Jeff Peshut answers the question that has been widely discussed in the media lately: Is There Really A Corporate Debt Bubble That’s Ready To Burst?
To unravel the mystery, Peshut compares movements in the Rothbard-Salerno TMS monetary aggregate with movements in corporate business debt from 1978 through 2017. At the end of 2017 corporate business debt stood at $29.1 billion or about $10 trillion above its post-crisis trough at the end of 2009. TMS reached its cyclical trough of $5.1 trillion at the end of 2006 and increased to $13.1 trillion, a breath-taking increase of 156.9%, by the end of 2017. For the sake of comparison, during the housing bubble TMS increased by “only” 70%, from $3.0 trillion to $5.1 trillion from 2000 to 2006. The year-over-year (YOY) rate of growth of TMS has precipitously fallen from over 7% in 2016 to less than 4% at the end of 2017. The huge increase in the money supply from 2009 onward would certainly lead us to suspect that there is a systemic overvaluation of asset markets that will sooner or later come to a bad end. But the trillion dollar question is, of course: When?

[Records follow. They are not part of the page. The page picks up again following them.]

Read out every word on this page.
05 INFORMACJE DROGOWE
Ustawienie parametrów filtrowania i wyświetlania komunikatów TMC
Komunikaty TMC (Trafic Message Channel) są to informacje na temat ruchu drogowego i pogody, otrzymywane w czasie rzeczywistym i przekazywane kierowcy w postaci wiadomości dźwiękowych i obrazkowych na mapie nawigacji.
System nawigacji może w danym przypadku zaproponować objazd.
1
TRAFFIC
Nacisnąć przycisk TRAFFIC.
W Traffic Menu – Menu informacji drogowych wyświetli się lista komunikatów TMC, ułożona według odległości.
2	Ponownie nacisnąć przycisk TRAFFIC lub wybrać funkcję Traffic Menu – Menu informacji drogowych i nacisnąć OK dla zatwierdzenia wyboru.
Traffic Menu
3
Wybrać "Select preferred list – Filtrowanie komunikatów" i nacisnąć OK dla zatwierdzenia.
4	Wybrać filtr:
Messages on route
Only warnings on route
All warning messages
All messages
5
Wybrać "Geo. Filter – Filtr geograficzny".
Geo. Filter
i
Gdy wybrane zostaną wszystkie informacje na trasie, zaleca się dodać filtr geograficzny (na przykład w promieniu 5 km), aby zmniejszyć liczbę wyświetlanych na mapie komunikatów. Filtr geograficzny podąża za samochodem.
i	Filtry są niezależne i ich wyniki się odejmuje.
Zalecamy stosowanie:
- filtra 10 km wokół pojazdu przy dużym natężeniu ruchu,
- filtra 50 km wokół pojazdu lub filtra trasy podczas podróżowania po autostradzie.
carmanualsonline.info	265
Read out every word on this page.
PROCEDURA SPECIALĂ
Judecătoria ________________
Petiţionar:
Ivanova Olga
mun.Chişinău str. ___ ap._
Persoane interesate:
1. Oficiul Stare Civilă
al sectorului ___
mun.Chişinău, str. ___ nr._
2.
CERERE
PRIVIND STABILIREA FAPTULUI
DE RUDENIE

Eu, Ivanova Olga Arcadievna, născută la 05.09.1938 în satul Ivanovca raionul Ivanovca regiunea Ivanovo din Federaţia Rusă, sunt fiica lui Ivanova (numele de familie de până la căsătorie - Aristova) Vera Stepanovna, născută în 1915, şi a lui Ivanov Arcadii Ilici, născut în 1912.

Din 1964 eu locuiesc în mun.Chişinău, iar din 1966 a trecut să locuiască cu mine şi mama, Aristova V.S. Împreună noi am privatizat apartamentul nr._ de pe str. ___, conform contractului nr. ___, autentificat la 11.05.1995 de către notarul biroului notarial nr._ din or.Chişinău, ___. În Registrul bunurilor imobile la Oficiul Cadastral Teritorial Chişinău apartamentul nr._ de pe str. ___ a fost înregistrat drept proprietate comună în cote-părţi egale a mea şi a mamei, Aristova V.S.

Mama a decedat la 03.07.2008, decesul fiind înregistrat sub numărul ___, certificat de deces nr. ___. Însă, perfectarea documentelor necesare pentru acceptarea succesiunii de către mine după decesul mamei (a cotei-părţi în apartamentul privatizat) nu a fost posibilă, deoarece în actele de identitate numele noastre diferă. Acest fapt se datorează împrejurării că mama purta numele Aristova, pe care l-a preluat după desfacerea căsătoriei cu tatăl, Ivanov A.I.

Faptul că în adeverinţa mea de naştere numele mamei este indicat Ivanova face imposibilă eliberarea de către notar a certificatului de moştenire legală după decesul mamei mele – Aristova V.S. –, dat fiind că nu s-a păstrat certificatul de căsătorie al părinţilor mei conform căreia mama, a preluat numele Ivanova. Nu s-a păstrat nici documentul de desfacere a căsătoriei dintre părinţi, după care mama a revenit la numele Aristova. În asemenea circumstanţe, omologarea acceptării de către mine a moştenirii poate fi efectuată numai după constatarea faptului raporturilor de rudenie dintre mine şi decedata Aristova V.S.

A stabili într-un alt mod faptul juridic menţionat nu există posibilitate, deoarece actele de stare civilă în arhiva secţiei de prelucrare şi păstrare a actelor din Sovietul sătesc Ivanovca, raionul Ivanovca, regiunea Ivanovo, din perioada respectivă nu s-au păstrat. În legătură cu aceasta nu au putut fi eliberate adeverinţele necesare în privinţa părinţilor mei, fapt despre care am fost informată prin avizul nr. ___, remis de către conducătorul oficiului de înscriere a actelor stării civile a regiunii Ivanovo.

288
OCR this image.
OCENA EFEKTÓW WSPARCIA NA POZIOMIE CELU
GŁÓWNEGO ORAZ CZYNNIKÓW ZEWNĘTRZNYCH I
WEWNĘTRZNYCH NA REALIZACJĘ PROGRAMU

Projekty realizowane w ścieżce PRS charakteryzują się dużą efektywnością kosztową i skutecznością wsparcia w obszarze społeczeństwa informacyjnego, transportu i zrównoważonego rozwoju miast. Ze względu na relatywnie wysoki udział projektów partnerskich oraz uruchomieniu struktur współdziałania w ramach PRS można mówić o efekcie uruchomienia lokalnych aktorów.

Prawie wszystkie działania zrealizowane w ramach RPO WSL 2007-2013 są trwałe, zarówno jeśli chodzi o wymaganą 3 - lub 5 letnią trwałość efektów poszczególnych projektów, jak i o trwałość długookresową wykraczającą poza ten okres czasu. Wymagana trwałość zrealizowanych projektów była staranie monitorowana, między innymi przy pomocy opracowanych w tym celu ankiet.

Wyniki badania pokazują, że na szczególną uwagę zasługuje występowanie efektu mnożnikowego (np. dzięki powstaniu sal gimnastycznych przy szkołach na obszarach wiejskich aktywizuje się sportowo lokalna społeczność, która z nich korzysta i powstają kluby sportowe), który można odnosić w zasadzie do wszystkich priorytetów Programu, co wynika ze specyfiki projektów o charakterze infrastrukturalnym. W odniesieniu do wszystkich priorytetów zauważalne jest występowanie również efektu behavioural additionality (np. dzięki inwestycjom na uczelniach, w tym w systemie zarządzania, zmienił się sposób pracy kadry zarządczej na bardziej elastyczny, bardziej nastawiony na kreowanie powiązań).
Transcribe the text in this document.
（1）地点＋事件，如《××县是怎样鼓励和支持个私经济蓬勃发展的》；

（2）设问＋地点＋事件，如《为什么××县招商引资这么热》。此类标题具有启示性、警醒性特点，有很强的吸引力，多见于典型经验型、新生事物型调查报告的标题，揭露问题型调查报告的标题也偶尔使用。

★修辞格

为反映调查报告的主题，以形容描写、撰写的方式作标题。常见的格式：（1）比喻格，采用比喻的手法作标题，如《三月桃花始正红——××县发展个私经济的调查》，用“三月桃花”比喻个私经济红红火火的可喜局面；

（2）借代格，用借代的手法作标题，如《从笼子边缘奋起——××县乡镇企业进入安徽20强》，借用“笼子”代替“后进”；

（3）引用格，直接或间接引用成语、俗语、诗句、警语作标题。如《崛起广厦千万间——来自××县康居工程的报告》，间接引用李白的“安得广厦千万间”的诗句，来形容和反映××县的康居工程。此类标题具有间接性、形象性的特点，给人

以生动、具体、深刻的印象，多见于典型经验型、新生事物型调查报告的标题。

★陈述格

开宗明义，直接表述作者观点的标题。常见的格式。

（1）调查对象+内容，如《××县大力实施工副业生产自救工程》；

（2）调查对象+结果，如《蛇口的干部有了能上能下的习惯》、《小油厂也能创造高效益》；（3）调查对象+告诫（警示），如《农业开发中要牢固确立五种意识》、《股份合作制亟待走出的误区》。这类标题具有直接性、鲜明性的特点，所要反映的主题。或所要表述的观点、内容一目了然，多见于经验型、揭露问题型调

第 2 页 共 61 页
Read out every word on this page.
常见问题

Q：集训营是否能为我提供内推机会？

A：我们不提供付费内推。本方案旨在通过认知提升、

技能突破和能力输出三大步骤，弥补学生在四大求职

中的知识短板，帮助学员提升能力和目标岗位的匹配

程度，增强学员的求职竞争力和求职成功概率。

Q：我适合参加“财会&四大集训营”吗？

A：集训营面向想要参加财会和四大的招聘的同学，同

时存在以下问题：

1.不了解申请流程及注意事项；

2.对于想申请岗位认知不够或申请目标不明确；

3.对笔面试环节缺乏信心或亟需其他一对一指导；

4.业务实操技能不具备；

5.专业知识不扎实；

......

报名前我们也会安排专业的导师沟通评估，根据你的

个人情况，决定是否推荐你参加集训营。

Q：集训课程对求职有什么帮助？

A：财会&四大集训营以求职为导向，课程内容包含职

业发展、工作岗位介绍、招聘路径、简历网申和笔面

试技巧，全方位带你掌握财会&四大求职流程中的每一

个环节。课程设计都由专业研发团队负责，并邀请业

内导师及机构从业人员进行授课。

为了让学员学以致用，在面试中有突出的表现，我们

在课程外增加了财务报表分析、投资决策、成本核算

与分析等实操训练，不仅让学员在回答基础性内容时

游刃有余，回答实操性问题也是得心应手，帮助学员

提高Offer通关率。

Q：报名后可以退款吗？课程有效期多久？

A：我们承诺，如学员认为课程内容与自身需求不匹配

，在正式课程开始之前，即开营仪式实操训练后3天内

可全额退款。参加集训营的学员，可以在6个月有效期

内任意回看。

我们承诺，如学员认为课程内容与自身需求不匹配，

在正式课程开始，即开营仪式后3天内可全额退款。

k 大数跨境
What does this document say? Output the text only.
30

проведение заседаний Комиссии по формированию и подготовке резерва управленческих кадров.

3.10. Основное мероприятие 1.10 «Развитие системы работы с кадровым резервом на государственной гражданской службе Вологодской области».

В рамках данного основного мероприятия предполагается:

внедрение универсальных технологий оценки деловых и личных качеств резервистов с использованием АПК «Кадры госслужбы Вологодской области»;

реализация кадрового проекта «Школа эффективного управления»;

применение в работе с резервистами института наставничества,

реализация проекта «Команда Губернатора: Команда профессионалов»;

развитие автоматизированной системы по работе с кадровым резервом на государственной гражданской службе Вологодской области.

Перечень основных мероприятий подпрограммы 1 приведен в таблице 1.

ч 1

With respect to the corporate debt market, Peshut gives us a cogent ad informed forecast. He finds that in the last three complete credit cycles, from 1994 through 2009, the trough in the YOY growth rate of TMS has preceded the trough in the YOY growth rate of corporate business debt by about three years in each case. Given this three-year lag, even if TMS has already reached its trough, Peshut concludes that claims that the corporate debt bubble is about to pop are premature and the more likely scenario is that the bubble bursts in 2021 or 2022.